Where once pharmaceutical companies had been prospectors for drugs, more like oil exploration companies, they now changed character. Their share prices had soared but these were now dependent on the recommendations of analysts who scrutinized the company's drug pipeline and business plans. Accordingly companies had to do business in a different way. Even though the best way to find new drugs is to watch closely for drug side effects in people who are taking them, just as simply drilling oil wells is still the best way to find oil, this avenue of drug development was cut off.
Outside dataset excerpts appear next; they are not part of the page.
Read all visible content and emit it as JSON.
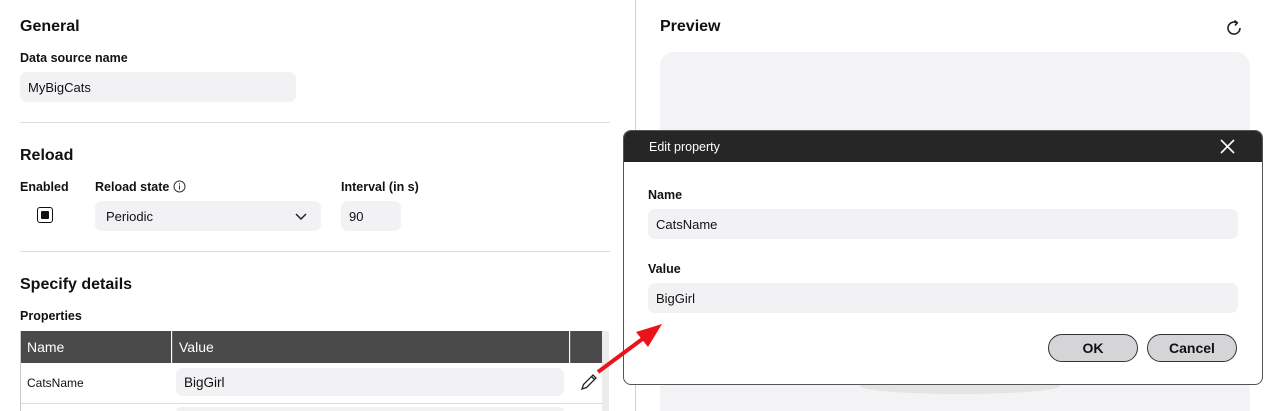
{
  "general": {
    "heading": "General",
    "datasource_label": "Data source name",
    "datasource_value": "MyBigCats"
  },
  "reload": {
    "heading": "Reload",
    "enabled_label": "Enabled",
    "state_label": "Reload state",
    "state_value": "Periodic",
    "interval_label": "Interval (in s)",
    "interval_value": "90"
  },
  "details": {
    "heading": "Specify details",
    "properties_label": "Properties",
    "columns": [
      "Name",
      "Value"
    ],
    "rows": [
      {
        "name": "CatsName",
        "value": "BigGirl"
      }
    ]
  },
  "preview": {
    "heading": "Preview"
  },
  "dialog": {
    "title": "Edit property",
    "name_label": "Name",
    "name_value": "CatsName",
    "value_label": "Value",
    "value_value": "BigGirl",
    "ok_label": "OK",
    "cancel_label": "Cancel"
  },
  "icons": {
    "info": "info-icon",
    "chevron": "chevron-down-icon",
    "edit": "pencil-icon",
    "refresh": "refresh-icon",
    "close": "close-icon"
  },
  "colors": {
    "header_dark": "#262626",
    "table_header": "#4a4a4a",
    "field_bg": "#f2f2f5",
    "arrow": "#e8141a"
  }
}
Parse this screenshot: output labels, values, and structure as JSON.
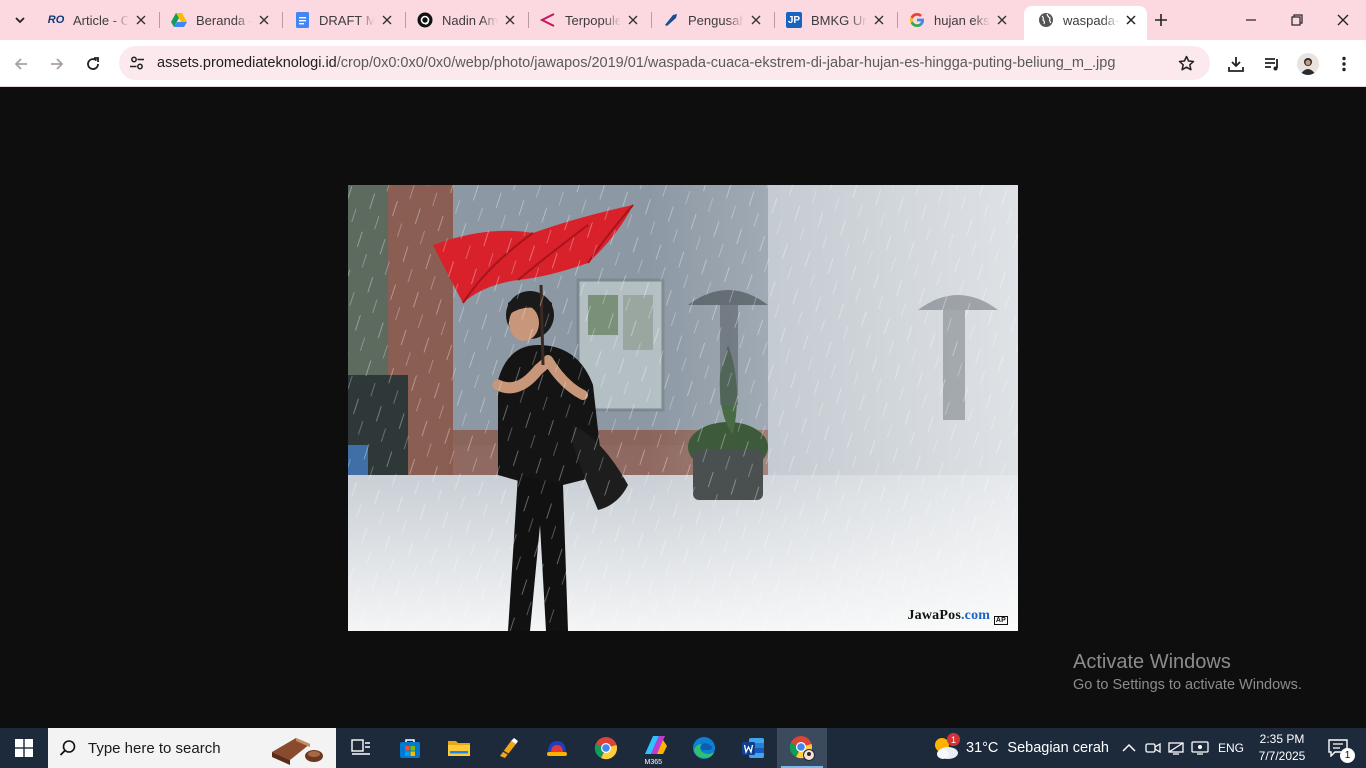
{
  "browser": {
    "tabs": [
      {
        "title": "Article - C",
        "favicon": "ro-icon",
        "active": false
      },
      {
        "title": "Beranda -",
        "favicon": "drive-icon",
        "active": false
      },
      {
        "title": "DRAFT M",
        "favicon": "docs-icon",
        "active": false
      },
      {
        "title": "Nadin Am",
        "favicon": "threads-icon",
        "active": false
      },
      {
        "title": "Terpopule",
        "favicon": "pointer-icon",
        "active": false
      },
      {
        "title": "Pengusah",
        "favicon": "feather-icon",
        "active": false
      },
      {
        "title": "BMKG Un",
        "favicon": "jp-icon",
        "active": false
      },
      {
        "title": "hujan eks",
        "favicon": "google-icon",
        "active": false
      },
      {
        "title": "waspada-",
        "favicon": "globe-icon",
        "active": true
      }
    ],
    "favicon_text": {
      "ro": "RO",
      "jp": "JP"
    },
    "url_host": "assets.promediateknologi.id",
    "url_path": "/crop/0x0:0x0/0x0/webp/photo/jawapos/2019/01/waspada-cuaca-ekstrem-di-jabar-hujan-es-hingga-puting-beliung_m_.jpg",
    "accent": "#fcd9e0"
  },
  "image": {
    "watermark_main": "JawaPos",
    "watermark_dot": ".com",
    "watermark_corner": "AP"
  },
  "activation": {
    "line1": "Activate Windows",
    "line2": "Go to Settings to activate Windows."
  },
  "taskbar": {
    "search_placeholder": "Type here to search",
    "apps": [
      "task-view",
      "microsoft-store",
      "file-explorer",
      "app-pen",
      "app-blue",
      "chrome",
      "m365",
      "edge",
      "word",
      "chrome-active"
    ],
    "m365_label": "M365",
    "weather_temp": "31°C",
    "weather_desc": "Sebagian cerah",
    "weather_badge": "1",
    "language": "ENG",
    "time": "2:35 PM",
    "date": "7/7/2025",
    "notification_count": "1",
    "bg_color": "#1c2a3c"
  }
}
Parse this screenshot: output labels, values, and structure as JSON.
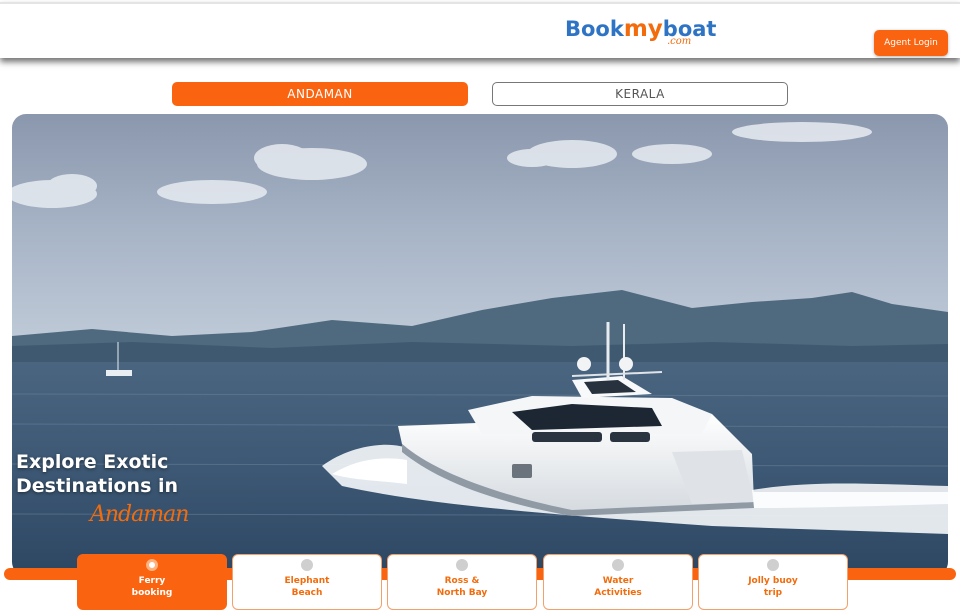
{
  "header": {
    "logo": {
      "book": "Book",
      "my": "my",
      "boat": "boat",
      "dotcom": ".com"
    },
    "agent_login_label": "Agent Login"
  },
  "tabs": [
    {
      "label": "ANDAMAN",
      "active": true
    },
    {
      "label": "KERALA",
      "active": false
    }
  ],
  "hero": {
    "headline_line1": "Explore Exotic",
    "headline_line2": "Destinations in",
    "script_text": "Andaman"
  },
  "services": [
    {
      "line1": "Ferry",
      "line2": "booking",
      "active": true
    },
    {
      "line1": "Elephant",
      "line2": "Beach",
      "active": false
    },
    {
      "line1": "Ross &",
      "line2": "North Bay",
      "active": false
    },
    {
      "line1": "Water",
      "line2": "Activities",
      "active": false
    },
    {
      "line1": "Jolly buoy",
      "line2": "trip",
      "active": false
    }
  ],
  "colors": {
    "accent": "#fa6410",
    "brand_blue": "#2f74c4"
  }
}
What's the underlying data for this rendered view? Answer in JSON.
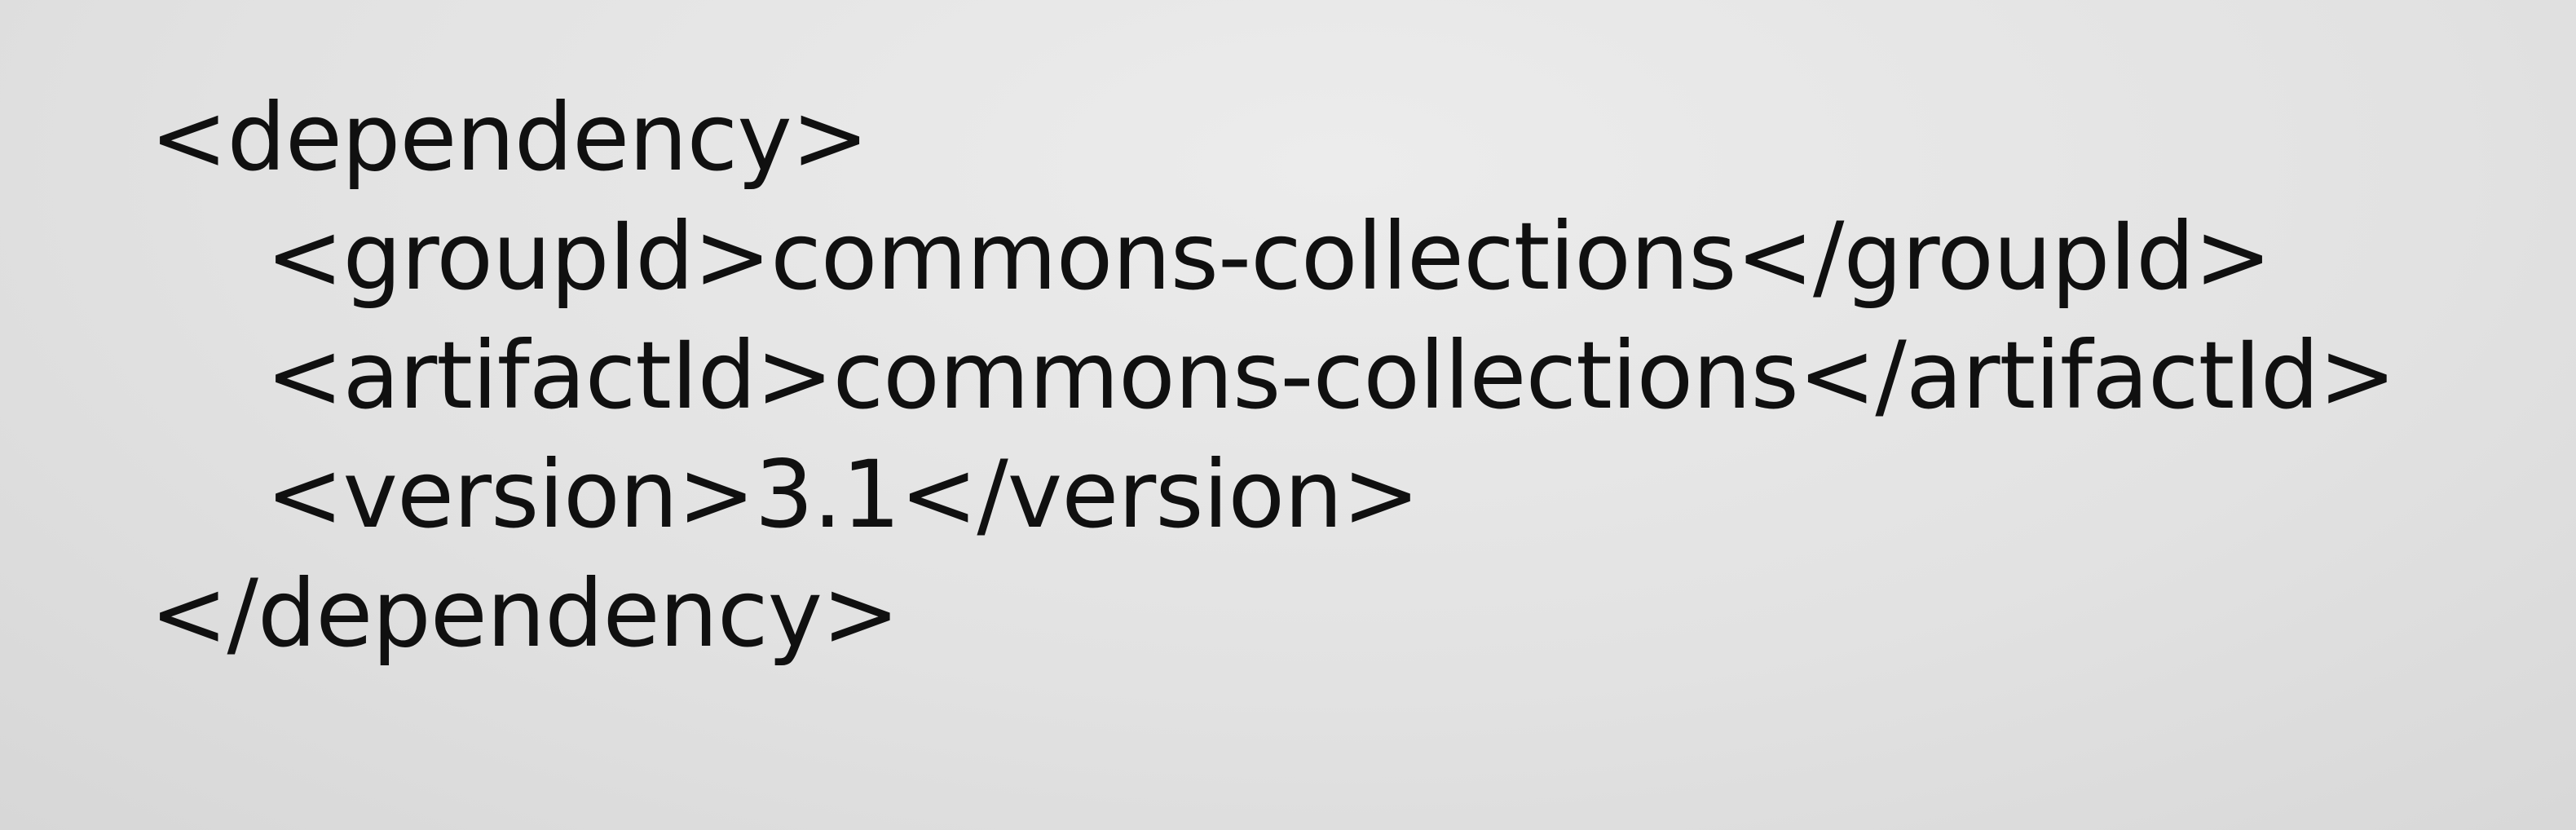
{
  "code": {
    "lines": [
      "<dependency>",
      "<groupId>commons-collections</groupId>",
      "<artifactId>commons-collections</artifactId>",
      "<version>3.1</version>",
      "</dependency>"
    ]
  }
}
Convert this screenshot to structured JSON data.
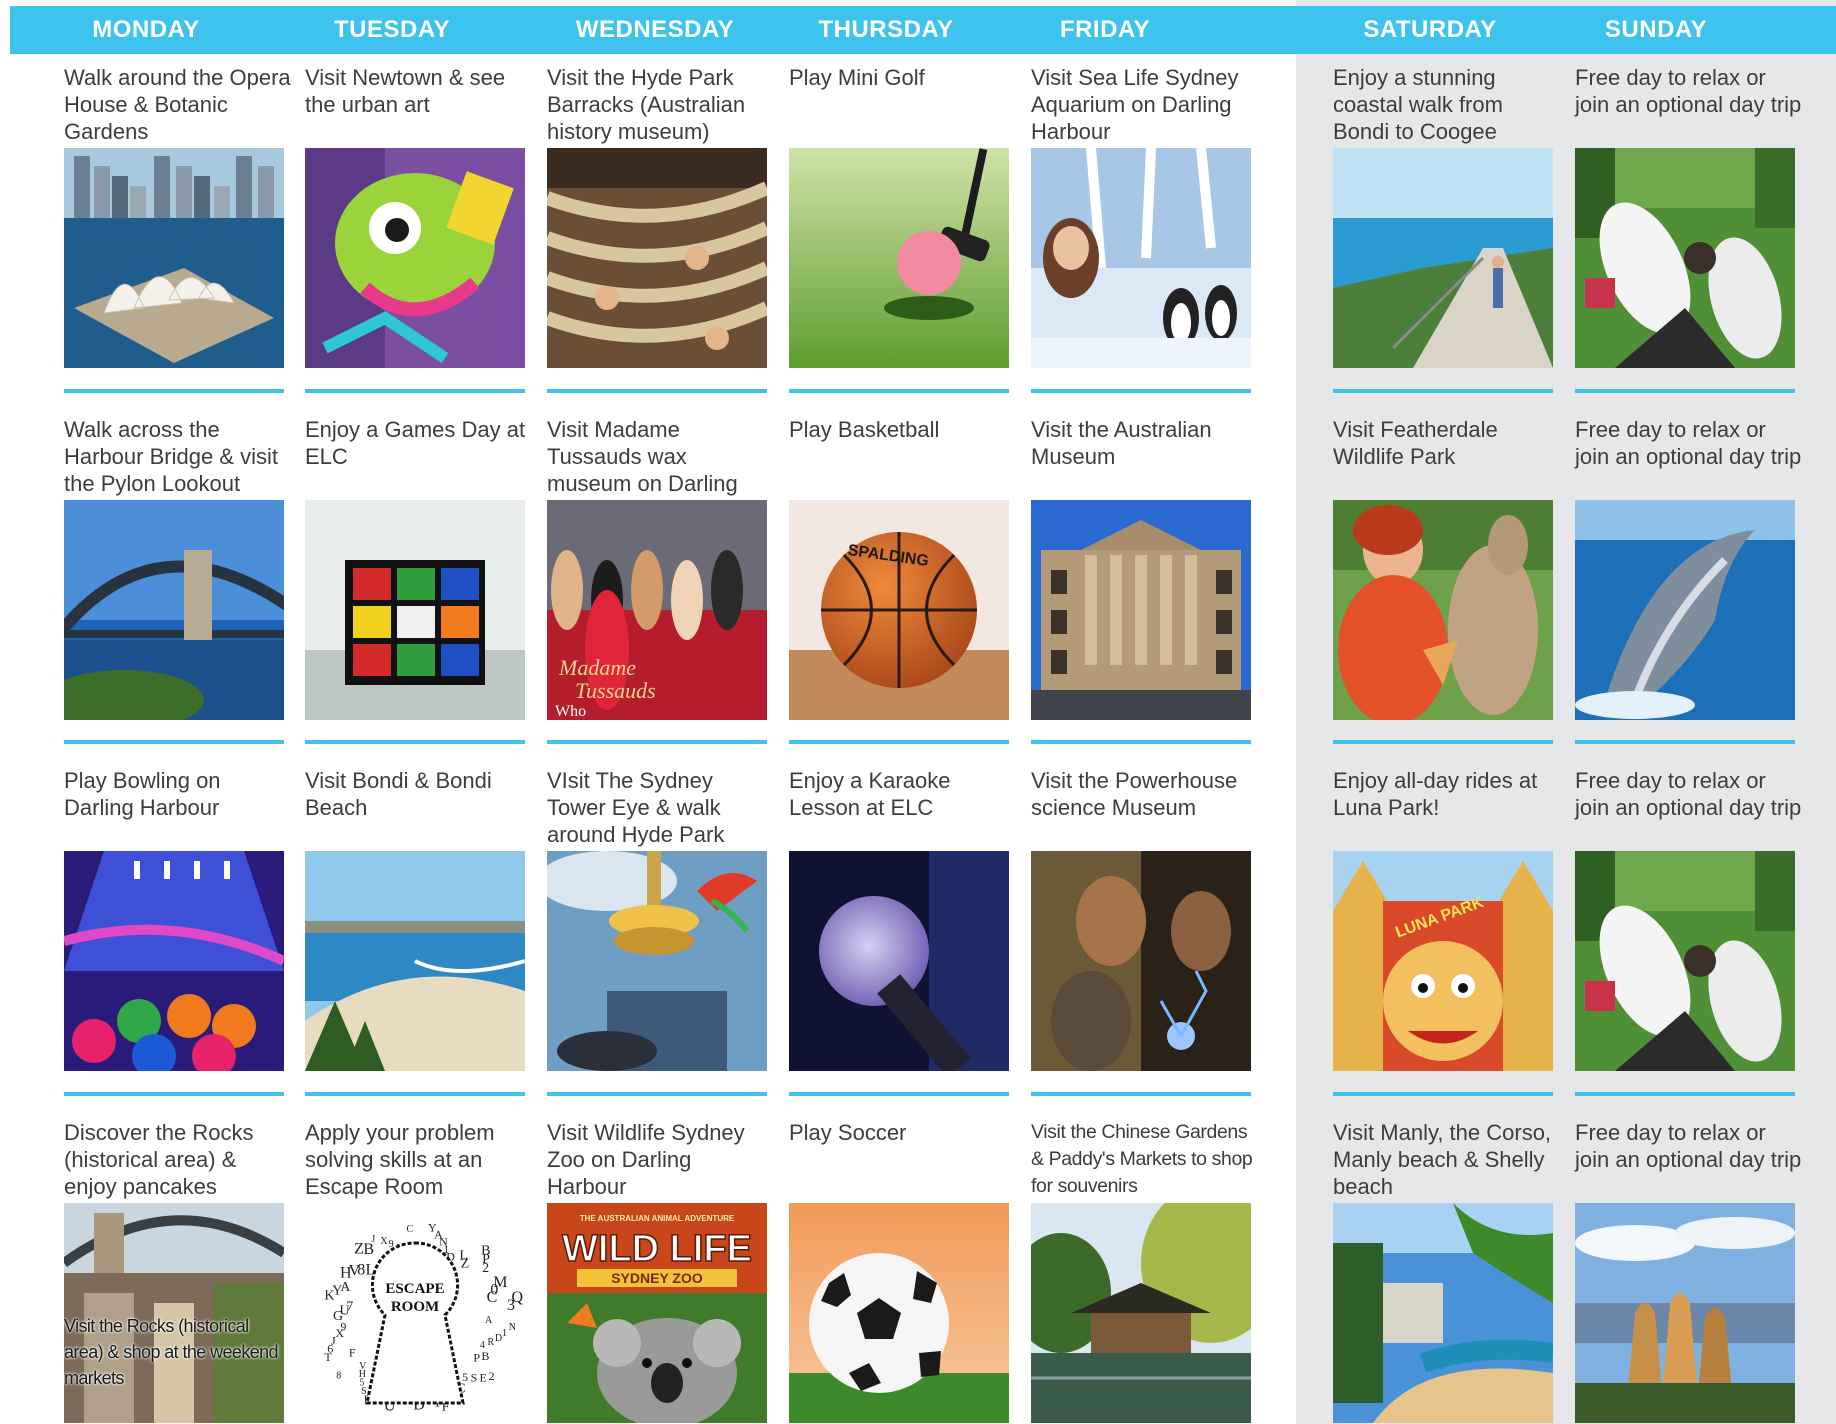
{
  "days": [
    "MONDAY",
    "TUESDAY",
    "WEDNESDAY",
    "THURSDAY",
    "FRIDAY",
    "SATURDAY",
    "SUNDAY"
  ],
  "colors": {
    "header": "#3dc3ee",
    "weekend_panel": "#e5e7e8",
    "text": "#3d3d3d"
  },
  "weeks": [
    [
      {
        "text": "Walk around the Opera House & Botanic Gardens",
        "image": "opera-house-photo"
      },
      {
        "text": "Visit Newtown & see the urban art",
        "image": "street-art-photo"
      },
      {
        "text": "Visit the Hyde Park Barracks (Australian history museum)",
        "image": "hammocks-photo"
      },
      {
        "text": "Play Mini Golf",
        "image": "mini-golf-photo"
      },
      {
        "text": "Visit Sea Life Sydney Aquarium on Darling Harbour",
        "image": "penguins-photo"
      },
      {
        "text": "Enjoy a stunning coastal walk from Bondi to Coogee",
        "image": "coastal-walk-photo"
      },
      {
        "text": "Free day to relax or join an optional day trip",
        "image": "relax-feet-photo"
      }
    ],
    [
      {
        "text": "Walk across the Harbour Bridge & visit the Pylon Lookout",
        "image": "harbour-bridge-photo"
      },
      {
        "text": "Enjoy a Games Day at ELC",
        "image": "rubiks-cube-photo"
      },
      {
        "text": "Visit Madame Tussauds wax museum on Darling Harbour",
        "image": "madame-tussauds-photo"
      },
      {
        "text": "Play Basketball",
        "image": "basketball-photo"
      },
      {
        "text": "Visit the Australian Museum",
        "image": "museum-building-photo"
      },
      {
        "text": "Visit Featherdale Wildlife Park",
        "image": "kangaroo-photo"
      },
      {
        "text": "Free day to relax or join an optional day trip",
        "image": "dolphin-photo"
      }
    ],
    [
      {
        "text": "Play Bowling on Darling Harbour",
        "image": "bowling-photo"
      },
      {
        "text": "Visit Bondi & Bondi Beach",
        "image": "bondi-beach-photo"
      },
      {
        "text": "VIsit The Sydney Tower Eye & walk around Hyde Park",
        "image": "sydney-tower-photo"
      },
      {
        "text": "Enjoy a Karaoke Lesson at ELC",
        "image": "microphone-photo"
      },
      {
        "text": "Visit the Powerhouse science Museum",
        "image": "plasma-ball-photo"
      },
      {
        "text": "Enjoy all-day rides at Luna Park!",
        "image": "luna-park-photo"
      },
      {
        "text": "Free day to relax or join an optional day trip",
        "image": "relax-feet-photo"
      }
    ],
    [
      {
        "text": "Discover the Rocks (historical area) & enjoy pancakes",
        "image": "the-rocks-photo",
        "overlay": "Visit the Rocks (historical area) & shop at the weekend markets"
      },
      {
        "text": "Apply your problem solving skills at an Escape Room",
        "image": "escape-room-photo"
      },
      {
        "text": "Visit Wildlife Sydney Zoo on Darling Harbour",
        "image": "wild-life-zoo-photo"
      },
      {
        "text": "Play Soccer",
        "image": "soccer-ball-photo"
      },
      {
        "text": "Visit the Chinese Gardens & Paddy's Markets to shop for souvenirs",
        "image": "chinese-garden-photo",
        "condensed": true
      },
      {
        "text": "Visit Manly, the Corso, Manly beach & Shelly beach",
        "image": "manly-beach-photo"
      },
      {
        "text": "Free day to relax or join an optional day trip",
        "image": "blue-mountains-photo"
      }
    ]
  ],
  "image_text": {
    "escape_room": "ESCAPE ROOM",
    "wild_life": "WILD LIFE",
    "wild_life_sub": "SYDNEY ZOO",
    "wild_life_top": "THE AUSTRALIAN ANIMAL ADVENTURE",
    "tussauds": "Madame Tussauds",
    "tussauds_sub": "Who",
    "spalding": "SPALDING",
    "luna": "LUNA PARK"
  }
}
Fatefully, in tandem with these corporate changes a second wave of drug development had come to fruition. The original, serendipitous discoveries of the 1940s had not only offered stunning new treatments but also greatly advanced our understanding of biology. Out of this new understanding came a further group of compounds, like James Black's beta-blockers for hypertension and H-2 antagonists for ulcers, as well as Arvid Carlsson's selective serotonin reuptake inhibiting antidepressants (SSRIs). This second wave initially gave hope to those who like business plans—it appeared that drug development could be made rational and predictable in a manner that might fit into a business model. But since the 1970s, this new tide has also gone out. The number of new drugs registered yearly and the number of breakthrough compounds has dropped dramatically, leading companies to hunt for new solutions, one of which has been to outsource drug development to start-up companies.
While the changes
in drug development programs that began in the 1960s have been enormous, the key reorganization came at the marketing and clinical-trial end of company operations, and these have transformed pharmaceutical outfits into companies who market drugs rather than companies who manufacture drugs for the market.1 As it happened, these corporate changes coincided with three other developments that were to have far more profound effects on the drug industry than any management consultant in the 1960s would likely have supposed. It was one thing to reorganize pharmaceutical companies, it was quite another to end up with almost complete control of therapeutics.
The first of these developments was a decline in US government funding for clinical research beginning in the 1960s. If industry was already funding many studies in order to get approval for drugs, why not let them carry an even larger share of the burden? So the thinking went. For well-done randomized controlled trials, it shouldn't make much difference where the funding came from.